D’altra parte, che il terrorismo islamico non sia la priorità di tutti viene dimostrato anche dal lassismo con cui ci si rivolge ai Paesi e agli ambienti che sono i primi responsabili del finanziamento degli islamisti radicali. Pensiamo al Bangladesh: da anni molti musulmani locali denunciano la progressiva infiltrazione dei predicatori wahabiti, forti dei petrodollari del Golfo Persico e sempre più inseriti nel sistema scolastico e dell’educazione religiosa. Anche in questo caso, come già nel caso del Pakistan e di altri Paesi dell’Asia, nulla è stato fatto per parare il colpo.

Come nulla o troppo poco si fa per ridurre il fiume di quattrini che da donatori pubblici o privati e in modo più o meno palese continua a scorrere dalle monarchie del Golfo Persico verso la galassia dell’islam radicale.

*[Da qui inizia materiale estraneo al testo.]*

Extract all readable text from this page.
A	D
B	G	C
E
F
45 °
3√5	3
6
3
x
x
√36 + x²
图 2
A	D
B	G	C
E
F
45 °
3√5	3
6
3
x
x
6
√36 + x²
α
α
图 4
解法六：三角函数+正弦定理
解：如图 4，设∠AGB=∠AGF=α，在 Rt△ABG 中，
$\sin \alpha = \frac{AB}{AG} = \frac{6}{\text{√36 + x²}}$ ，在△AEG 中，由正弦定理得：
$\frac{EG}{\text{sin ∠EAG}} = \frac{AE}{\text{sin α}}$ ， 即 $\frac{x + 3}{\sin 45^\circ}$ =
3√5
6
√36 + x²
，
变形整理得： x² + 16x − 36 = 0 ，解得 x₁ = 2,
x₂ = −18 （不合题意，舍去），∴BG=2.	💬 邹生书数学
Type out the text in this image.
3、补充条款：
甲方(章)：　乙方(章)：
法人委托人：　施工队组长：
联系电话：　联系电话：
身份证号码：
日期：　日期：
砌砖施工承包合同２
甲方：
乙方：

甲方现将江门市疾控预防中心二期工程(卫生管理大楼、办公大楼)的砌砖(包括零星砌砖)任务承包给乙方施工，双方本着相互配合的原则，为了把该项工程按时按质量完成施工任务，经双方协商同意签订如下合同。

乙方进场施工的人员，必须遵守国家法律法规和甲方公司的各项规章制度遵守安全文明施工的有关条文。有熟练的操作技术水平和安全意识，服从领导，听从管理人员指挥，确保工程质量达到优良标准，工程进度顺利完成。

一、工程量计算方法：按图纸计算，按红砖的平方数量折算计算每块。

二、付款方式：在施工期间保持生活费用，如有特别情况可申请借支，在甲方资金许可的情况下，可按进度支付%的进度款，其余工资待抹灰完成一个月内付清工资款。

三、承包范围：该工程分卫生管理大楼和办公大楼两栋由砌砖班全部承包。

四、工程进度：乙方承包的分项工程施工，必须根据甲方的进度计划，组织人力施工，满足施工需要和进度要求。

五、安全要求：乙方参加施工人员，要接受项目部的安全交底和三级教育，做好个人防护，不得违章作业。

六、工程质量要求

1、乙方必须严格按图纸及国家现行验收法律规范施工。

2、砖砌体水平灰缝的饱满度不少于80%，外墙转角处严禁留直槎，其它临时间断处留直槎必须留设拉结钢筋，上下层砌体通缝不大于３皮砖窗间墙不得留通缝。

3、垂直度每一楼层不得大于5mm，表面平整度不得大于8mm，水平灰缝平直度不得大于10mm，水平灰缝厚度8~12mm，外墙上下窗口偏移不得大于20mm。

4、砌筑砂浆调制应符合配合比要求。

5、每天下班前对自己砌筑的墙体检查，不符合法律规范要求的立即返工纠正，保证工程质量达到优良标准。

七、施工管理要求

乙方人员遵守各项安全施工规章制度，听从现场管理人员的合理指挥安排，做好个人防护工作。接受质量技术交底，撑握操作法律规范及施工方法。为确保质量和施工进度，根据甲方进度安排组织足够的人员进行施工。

L’Occidente sta perdendo la guerra contro il terrorismo: dal 2000 a oggi, le vittime di attentati e kamikaze sono aumentate di nove volte. E la sta perdendo proprio perché non trova la compattezza e la volontà di intervenire contro chi del terrorismo si fa sponsor. Gli esempi sono infiniti, dai viaggi d’affari dei primi ministri occidentali in Arabia Saudita e Qatar alle relazioni pericolose dei vertici della politica americana. Come un “caso Regeni” moltiplicato decine di migliaia di volte, ma di cui preferiamo tacere.